Buying or selling a stock should always be preceded by at least some or other form of rational analysis that is backed by data. This ensures that the investor or trader has done some groundwork before taking the buy / sell decision and is not just throwing darts in the dark.
At a very broad level, there are two disciplines of doing stock analysis:
- Fundamental Analysis
- Technical Analysis
Both are very different from each other and attract market participants of different financial profiles and time horizons.
This analysis requires evaluation of a company’s business by analyzing its qualitative and quantitative parameters.
- Qualitative parameters involve rational analysis and earnings projection by analyzing key financial indicators. For this, analysts delve deep into a company’s past years balance sheets, income statement, cash flow statements, and disclosures.

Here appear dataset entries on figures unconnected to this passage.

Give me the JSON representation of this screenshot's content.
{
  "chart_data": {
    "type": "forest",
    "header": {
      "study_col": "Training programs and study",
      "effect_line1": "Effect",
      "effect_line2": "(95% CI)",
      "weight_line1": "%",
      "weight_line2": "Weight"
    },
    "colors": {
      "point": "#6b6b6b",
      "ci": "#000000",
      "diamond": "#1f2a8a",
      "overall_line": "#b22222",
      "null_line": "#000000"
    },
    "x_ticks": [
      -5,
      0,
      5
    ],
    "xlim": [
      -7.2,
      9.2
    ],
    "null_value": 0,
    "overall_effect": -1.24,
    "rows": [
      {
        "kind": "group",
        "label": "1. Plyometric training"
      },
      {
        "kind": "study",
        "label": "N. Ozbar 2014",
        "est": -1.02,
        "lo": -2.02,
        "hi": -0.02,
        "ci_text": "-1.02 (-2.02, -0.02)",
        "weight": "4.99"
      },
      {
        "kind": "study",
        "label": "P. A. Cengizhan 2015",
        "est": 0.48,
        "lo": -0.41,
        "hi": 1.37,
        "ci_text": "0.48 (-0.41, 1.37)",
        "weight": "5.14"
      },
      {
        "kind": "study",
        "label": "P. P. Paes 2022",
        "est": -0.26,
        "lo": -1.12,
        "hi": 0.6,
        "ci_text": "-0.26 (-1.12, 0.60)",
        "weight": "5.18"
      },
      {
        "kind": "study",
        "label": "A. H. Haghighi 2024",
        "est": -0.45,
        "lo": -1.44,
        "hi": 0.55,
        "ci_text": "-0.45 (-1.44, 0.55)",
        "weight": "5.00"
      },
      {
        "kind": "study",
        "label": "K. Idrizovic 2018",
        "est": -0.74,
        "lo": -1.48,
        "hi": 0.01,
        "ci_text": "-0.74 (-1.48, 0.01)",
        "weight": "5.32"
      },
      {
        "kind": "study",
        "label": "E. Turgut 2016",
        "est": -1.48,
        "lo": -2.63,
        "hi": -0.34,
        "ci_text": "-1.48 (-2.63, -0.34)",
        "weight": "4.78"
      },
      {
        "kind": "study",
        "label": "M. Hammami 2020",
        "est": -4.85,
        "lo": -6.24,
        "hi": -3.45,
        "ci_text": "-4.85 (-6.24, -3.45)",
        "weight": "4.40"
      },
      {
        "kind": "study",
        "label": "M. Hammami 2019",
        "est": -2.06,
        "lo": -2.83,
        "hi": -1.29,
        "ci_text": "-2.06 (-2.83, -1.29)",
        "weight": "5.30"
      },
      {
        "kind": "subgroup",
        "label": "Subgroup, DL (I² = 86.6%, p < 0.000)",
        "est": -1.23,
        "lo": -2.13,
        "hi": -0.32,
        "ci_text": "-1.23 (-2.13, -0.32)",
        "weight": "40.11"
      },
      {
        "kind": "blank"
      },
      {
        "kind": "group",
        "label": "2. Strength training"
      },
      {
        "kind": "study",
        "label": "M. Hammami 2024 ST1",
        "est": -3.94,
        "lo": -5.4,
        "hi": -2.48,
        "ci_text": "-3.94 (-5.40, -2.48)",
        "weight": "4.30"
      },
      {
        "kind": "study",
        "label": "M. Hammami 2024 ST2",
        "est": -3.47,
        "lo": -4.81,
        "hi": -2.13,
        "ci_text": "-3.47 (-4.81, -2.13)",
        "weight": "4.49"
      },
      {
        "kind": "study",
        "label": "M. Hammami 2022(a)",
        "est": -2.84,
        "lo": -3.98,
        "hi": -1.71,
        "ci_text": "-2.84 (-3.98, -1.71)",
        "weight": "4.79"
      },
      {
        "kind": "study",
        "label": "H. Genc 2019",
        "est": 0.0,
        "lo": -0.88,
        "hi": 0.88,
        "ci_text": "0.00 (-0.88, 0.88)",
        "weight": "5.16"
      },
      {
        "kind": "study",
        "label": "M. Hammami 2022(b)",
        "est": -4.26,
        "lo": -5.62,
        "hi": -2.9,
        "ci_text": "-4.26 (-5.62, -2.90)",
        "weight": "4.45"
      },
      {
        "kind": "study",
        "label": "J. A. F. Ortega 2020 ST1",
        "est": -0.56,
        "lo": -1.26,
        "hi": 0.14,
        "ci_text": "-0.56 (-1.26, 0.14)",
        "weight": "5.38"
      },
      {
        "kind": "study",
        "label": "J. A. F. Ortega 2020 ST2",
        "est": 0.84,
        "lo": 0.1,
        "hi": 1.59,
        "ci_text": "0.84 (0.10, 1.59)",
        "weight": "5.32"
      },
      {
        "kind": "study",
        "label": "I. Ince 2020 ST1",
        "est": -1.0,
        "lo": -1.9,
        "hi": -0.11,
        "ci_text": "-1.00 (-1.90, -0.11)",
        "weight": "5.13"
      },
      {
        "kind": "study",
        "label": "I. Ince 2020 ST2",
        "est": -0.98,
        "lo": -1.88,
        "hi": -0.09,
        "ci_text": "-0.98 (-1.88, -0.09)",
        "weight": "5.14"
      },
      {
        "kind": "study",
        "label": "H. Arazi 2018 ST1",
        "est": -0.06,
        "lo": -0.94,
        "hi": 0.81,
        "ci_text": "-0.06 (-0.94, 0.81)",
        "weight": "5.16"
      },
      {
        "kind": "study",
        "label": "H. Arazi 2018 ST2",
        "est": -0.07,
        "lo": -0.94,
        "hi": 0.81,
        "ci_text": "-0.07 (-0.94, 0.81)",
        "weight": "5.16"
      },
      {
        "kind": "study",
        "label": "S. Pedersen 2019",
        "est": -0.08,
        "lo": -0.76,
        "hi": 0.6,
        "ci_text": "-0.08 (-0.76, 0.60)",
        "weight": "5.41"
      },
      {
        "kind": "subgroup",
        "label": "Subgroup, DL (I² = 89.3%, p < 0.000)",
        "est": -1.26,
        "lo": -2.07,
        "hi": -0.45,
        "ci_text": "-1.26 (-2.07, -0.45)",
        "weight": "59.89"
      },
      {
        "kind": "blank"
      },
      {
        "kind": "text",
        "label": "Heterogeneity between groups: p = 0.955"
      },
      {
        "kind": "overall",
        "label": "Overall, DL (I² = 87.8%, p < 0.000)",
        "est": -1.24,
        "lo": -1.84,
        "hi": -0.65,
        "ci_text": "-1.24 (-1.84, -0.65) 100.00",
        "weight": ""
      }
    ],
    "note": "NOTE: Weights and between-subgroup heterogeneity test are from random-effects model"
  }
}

- Quantitative parameters on the other hand require analyzing other non-financial aspects of the company like management quality, corporate governance, treatment of minority shareholders, general business practices and competitive strategy, etc.
Within fundamental analysis, investors can choose to adopt either of the following two styles:
- Top-down Approach – Starts with analysis of broader economic levels. It then identifies key sectors that will benefit in current economic and business environment. This is followed by identification of the best companies within the sector for actual investment.
- Bottom-up Approach – This approach follows a reverse path where analysts start with company and analyse qualitatively and quantitatively factors, before moving up to analyse broader variables like industry and economy.
Followers of technical analysis believe that the price of stock contains all the required information and hence, there is no need to do a deeper fundamental analysis of the company’s business. This way of analysis is based on the concept that market action discounts everything.
According to technical analysis, the trends in price and volume of shares tend to repeat over time, as investors as a group respond in similar behaviour patterns. So by looking at the price and volume trends, traders through technical analysis try to figure out – how the stock’s prices will move in future.
For this kind of analysis, technical analysts make use of
- Charts (depicting price and volume trends),
- Moving averages (simple or exponential) and
- Other momentum indicators (used to support / vet the conclusions made using charts, moving averages, etc.).
Extensive back testing of historical price and volume data is carried out to test investment strategies based on technical parameters.
Technical analysis is generally short-term in nature. It is usually practiced by traders and is used on very small periods ranging from hours to even weeks. This is in stark contrast to fundamental analysis that uses data spanning several years to arrive at conclusions.
So now if your question is that which the better approach is, then there is no clear answer here. The primary goals of both are same – earn higher returns. But both approaches take very different routes to achieve the same. Individuals opting for fundamental analysis don’t give much weightage to technical indicators and those of technical analysis don’t have much interest in fundamental factors.
So, at the end of the day, choice of method depends a lot on available time horizon, investor or trader’s own interest area and several other factors. It is not wise to write-off one method for the sake of other.